Норматив — пятьдесят секунд. Рассудок Марка еще прозябал во власти сна — тело действовало само, на голых рефлексах. Сколько у него их было, учебных тревог! В том, что тревога — учебная, Марк ни секунды не сомневался. Война на мирном, патриархальном Сечене? Высадка десанта с дикой Кемчуги?! Гусары умирают, но не сдаются, ждут подмоги от союзников-помпилианцев…
В такой экстрим верилось с трудом.
Он уложился в сорок три секунды. Посредственное время для курсанта-выпускника, отличное — для рядового в учебке. Опять решат, что выслуживается. Ну и хрен с ними! Пусть думают, что хотят. Уже стоя в заполняющемся строю, Марк наскоро проверил форму и амуницию. Мундир застегнут, портупея подогнана, подсумки и поясные аккумуляторы на месте. «Универсал» на плече, в походном положении — заряжен и на предохранителе.
— Ррравняйсь! Смиррр-на!
Строй окаменел.
— Деканам приступить к осмотру личного состава!
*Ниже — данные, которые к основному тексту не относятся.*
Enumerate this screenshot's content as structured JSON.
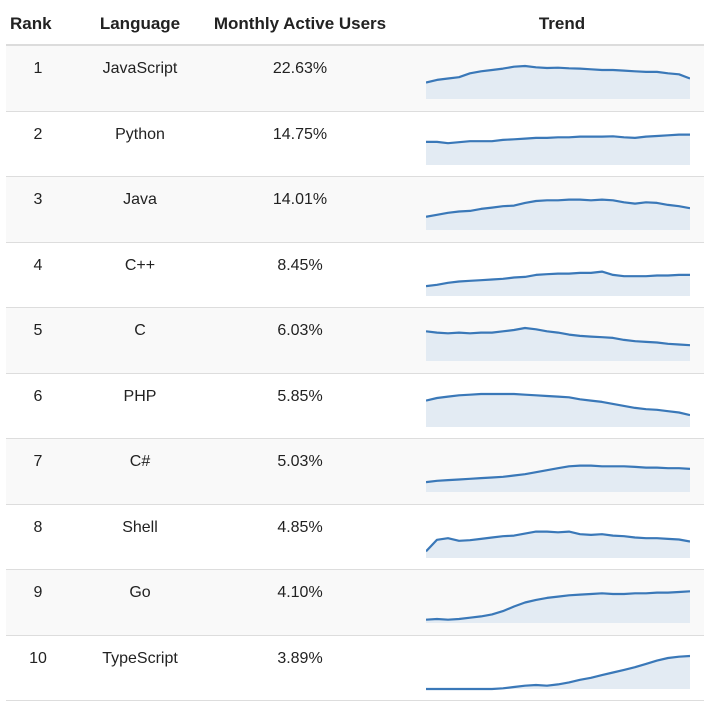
{
  "headers": {
    "rank": "Rank",
    "language": "Language",
    "mau": "Monthly Active Users",
    "trend": "Trend"
  },
  "colors": {
    "line": "#3a78b8",
    "fill": "#e3ebf3"
  },
  "rows": [
    {
      "rank": "1",
      "language": "JavaScript",
      "mau": "22.63%",
      "trend": [
        0.5,
        0.58,
        0.62,
        0.66,
        0.78,
        0.84,
        0.88,
        0.92,
        0.98,
        1.0,
        0.96,
        0.94,
        0.95,
        0.93,
        0.92,
        0.9,
        0.88,
        0.88,
        0.86,
        0.84,
        0.82,
        0.82,
        0.78,
        0.75,
        0.62
      ]
    },
    {
      "rank": "2",
      "language": "Python",
      "mau": "14.75%",
      "trend": [
        0.7,
        0.7,
        0.66,
        0.69,
        0.72,
        0.72,
        0.72,
        0.76,
        0.78,
        0.8,
        0.82,
        0.82,
        0.84,
        0.84,
        0.86,
        0.86,
        0.86,
        0.87,
        0.84,
        0.82,
        0.86,
        0.88,
        0.9,
        0.92,
        0.92
      ]
    },
    {
      "rank": "3",
      "language": "Java",
      "mau": "14.01%",
      "trend": [
        0.4,
        0.46,
        0.52,
        0.56,
        0.58,
        0.64,
        0.68,
        0.72,
        0.74,
        0.82,
        0.88,
        0.9,
        0.9,
        0.92,
        0.92,
        0.9,
        0.92,
        0.9,
        0.84,
        0.8,
        0.84,
        0.82,
        0.76,
        0.72,
        0.66
      ]
    },
    {
      "rank": "4",
      "language": "C++",
      "mau": "8.45%",
      "trend": [
        0.3,
        0.34,
        0.4,
        0.44,
        0.46,
        0.48,
        0.5,
        0.52,
        0.56,
        0.58,
        0.64,
        0.66,
        0.68,
        0.68,
        0.7,
        0.7,
        0.74,
        0.64,
        0.6,
        0.6,
        0.6,
        0.62,
        0.62,
        0.64,
        0.64
      ]
    },
    {
      "rank": "5",
      "language": "C",
      "mau": "6.03%",
      "trend": [
        0.9,
        0.86,
        0.84,
        0.86,
        0.84,
        0.86,
        0.86,
        0.9,
        0.94,
        1.0,
        0.96,
        0.9,
        0.86,
        0.8,
        0.76,
        0.74,
        0.72,
        0.7,
        0.64,
        0.6,
        0.58,
        0.56,
        0.52,
        0.5,
        0.48
      ]
    },
    {
      "rank": "6",
      "language": "PHP",
      "mau": "5.85%",
      "trend": [
        0.8,
        0.88,
        0.92,
        0.96,
        0.98,
        1.0,
        1.0,
        1.0,
        1.0,
        0.98,
        0.96,
        0.94,
        0.92,
        0.9,
        0.84,
        0.8,
        0.76,
        0.7,
        0.64,
        0.58,
        0.54,
        0.52,
        0.48,
        0.44,
        0.36
      ]
    },
    {
      "rank": "7",
      "language": "C#",
      "mau": "5.03%",
      "trend": [
        0.3,
        0.34,
        0.36,
        0.38,
        0.4,
        0.42,
        0.44,
        0.46,
        0.5,
        0.54,
        0.6,
        0.66,
        0.72,
        0.78,
        0.8,
        0.8,
        0.78,
        0.78,
        0.78,
        0.76,
        0.74,
        0.74,
        0.72,
        0.72,
        0.7
      ]
    },
    {
      "rank": "8",
      "language": "Shell",
      "mau": "4.85%",
      "trend": [
        0.2,
        0.55,
        0.6,
        0.52,
        0.54,
        0.58,
        0.62,
        0.66,
        0.68,
        0.74,
        0.8,
        0.8,
        0.78,
        0.8,
        0.72,
        0.7,
        0.72,
        0.68,
        0.66,
        0.62,
        0.6,
        0.6,
        0.58,
        0.56,
        0.5
      ]
    },
    {
      "rank": "9",
      "language": "Go",
      "mau": "4.10%",
      "trend": [
        0.1,
        0.12,
        0.1,
        0.12,
        0.16,
        0.2,
        0.26,
        0.36,
        0.5,
        0.62,
        0.7,
        0.76,
        0.8,
        0.84,
        0.86,
        0.88,
        0.9,
        0.88,
        0.88,
        0.9,
        0.9,
        0.92,
        0.92,
        0.94,
        0.96
      ]
    },
    {
      "rank": "10",
      "language": "TypeScript",
      "mau": "3.89%",
      "trend": [
        0.0,
        0.0,
        0.0,
        0.0,
        0.0,
        0.0,
        0.0,
        0.02,
        0.06,
        0.1,
        0.12,
        0.1,
        0.14,
        0.2,
        0.28,
        0.34,
        0.42,
        0.5,
        0.58,
        0.66,
        0.76,
        0.86,
        0.94,
        0.98,
        1.0
      ]
    }
  ]
}
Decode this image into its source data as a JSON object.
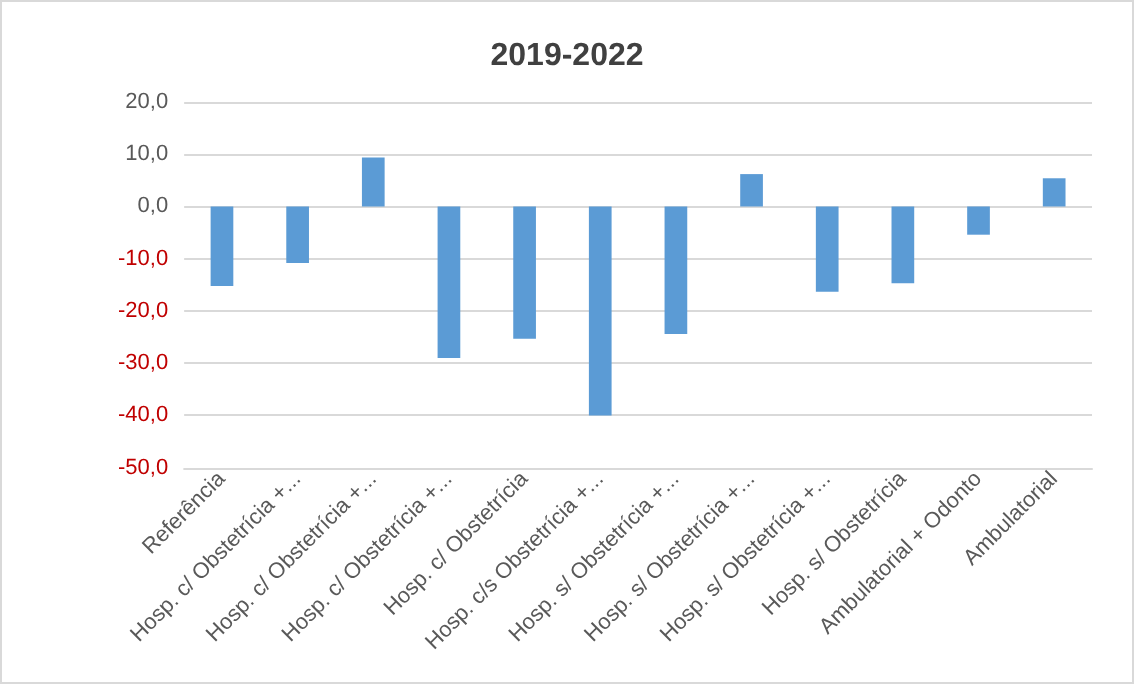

Командовал незнакомый декурион. Ливии Метеллы видно не было. Вдоль строя двинулись четыре декана, придирчиво осматривая бойцов. Они напоминали таможенных псов, вынюхивающих наркоту.
— Почему воротничок нараспашку?!
— Где подсумок, боец?!
— Оружие к осмотру! Не заряжено?! Рядовой Кацелий?
— Так точно!
— Два наряда вне очереди!
— Есть два наряда вне очереди…
Декан Прастина возник перед Марком, как бес из табакерки. Осматривал долго, с въедливостью заклятого врага. Потребовал предъявить оружие. Марк предъявил. Прастина скрипнул зубами: придраться снова было не к чему. Кусая губы, он двинулся дальше, не задерживаясь возле других бойцов.
— Вольно. Отбой учебной тревоги. Р-р-разойдись!..
И через час:
— Центурия, подъем! Тревога!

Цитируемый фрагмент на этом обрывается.